Avec Chinatown qui avait des belles chansons en français, mais c’était pas de la variété, je me suis dit « Ah ouais, ça se fait de chanter en français pis que ce soit cool et que ça s’adresse aux jeunes » alors qu’en France, c’était vraiment catégorisé musique à grand-mère. Et donc, ça m’a décomplexé sur la chanson française, c’est clair et pis d’ailleurs, ça m’a influencé aussi dans Lisbon Lux parce que c’est comme ça après que je me suis intéressé à Le Couleur, à Paupière, à Bronswick – à des groupes locaux qui chantent en français et qui font un peu de la musique alternative. Donc, oui, c’est sûr qu’il y a une marque. Après, musicalement, je pense que aujourd’hui, c’est surtout Félix qui continue et les autres membres sont partis dans d’autres domaines. Je crois pas qu’on s’influence encore aujourd’hui, mais par contre, moi, c’est vrai que mon aventure avec Chinatown a eu beaucoup d’impact sur ma vie québécoise parce que c’est là que j’ai découvert l’industrie de la musique québécoise, c’est là que j’ai lancé mon label avec des contacts que je m’étais faits grâce à Chinatown. Ça a été quand même une rampe de lancement pour ma vie d’après quoi.

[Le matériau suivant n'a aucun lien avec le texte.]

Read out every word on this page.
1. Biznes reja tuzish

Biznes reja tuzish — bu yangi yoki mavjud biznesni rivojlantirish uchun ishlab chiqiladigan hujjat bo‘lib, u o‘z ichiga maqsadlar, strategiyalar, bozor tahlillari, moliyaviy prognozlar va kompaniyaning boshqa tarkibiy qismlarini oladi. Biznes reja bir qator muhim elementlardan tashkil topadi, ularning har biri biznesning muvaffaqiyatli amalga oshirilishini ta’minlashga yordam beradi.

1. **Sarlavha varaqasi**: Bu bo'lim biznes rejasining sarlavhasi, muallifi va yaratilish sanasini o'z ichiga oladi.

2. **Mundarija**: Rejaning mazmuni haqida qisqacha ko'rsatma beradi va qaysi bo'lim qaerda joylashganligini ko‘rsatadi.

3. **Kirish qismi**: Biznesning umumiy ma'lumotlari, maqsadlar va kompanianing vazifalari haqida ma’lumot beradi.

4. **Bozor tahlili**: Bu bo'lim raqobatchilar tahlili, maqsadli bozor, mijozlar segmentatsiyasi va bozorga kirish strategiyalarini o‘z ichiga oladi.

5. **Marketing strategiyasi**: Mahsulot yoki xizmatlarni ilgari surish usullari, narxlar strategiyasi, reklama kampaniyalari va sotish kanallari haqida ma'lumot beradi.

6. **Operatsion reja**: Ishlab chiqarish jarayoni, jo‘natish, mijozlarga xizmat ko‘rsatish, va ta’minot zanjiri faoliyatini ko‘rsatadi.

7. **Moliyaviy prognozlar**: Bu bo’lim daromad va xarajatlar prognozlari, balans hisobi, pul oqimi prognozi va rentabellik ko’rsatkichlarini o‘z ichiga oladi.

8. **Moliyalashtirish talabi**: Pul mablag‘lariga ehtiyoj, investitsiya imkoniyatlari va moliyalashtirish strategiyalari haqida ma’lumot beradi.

Oui, c’est le moins qu’on puisse dire. Moi je suis arrivé ici avec un sac à dos et une guitare et je connaissais deux personnes. Aujourd’hui, j’ai du staff, je gère une maison de disque. C’est cool, le bilan après 15 ans. En fait, moi la ville m’a adopté et j’ai adopté la ville. Tout ce qui m’est arrivé ici musicalement a été des belles expériences et je me permets des trucs. Ce disque, c’est un peu un défi à moi-même : est-ce que je suis capable d’aller en studio avec un pianiste solo pis de chanter. Je suis content du résultat et si ça trouve des fans, je serais ravi!
Se définissant comme cinéaste de la musique, Julien Manaud est à la fois compositeur, musicien interprète, mais aussi technicien de son, producteur, éditeur, gérant. En 2007, il s’est fait connaître comme guitariste dans le groupe Chinatown. Il a poursuivi sa carrière de compositeur de musique notamment pour la publicité, les jeux vidéo et les émissions à la télévision.
Souhaitant revenir à la source de sa carrière, Julien Manaud se remet à la création d’albums. En 2019, il sort notamment son premier EP de reprises Adaptation volume 1 (dans lequel il reprend des pièces des artistes Le Couleur, Das Mörtal, Paupière et Bronswick). Il prévoit la sortie de son second album Adaptation volume 2 pour 2021.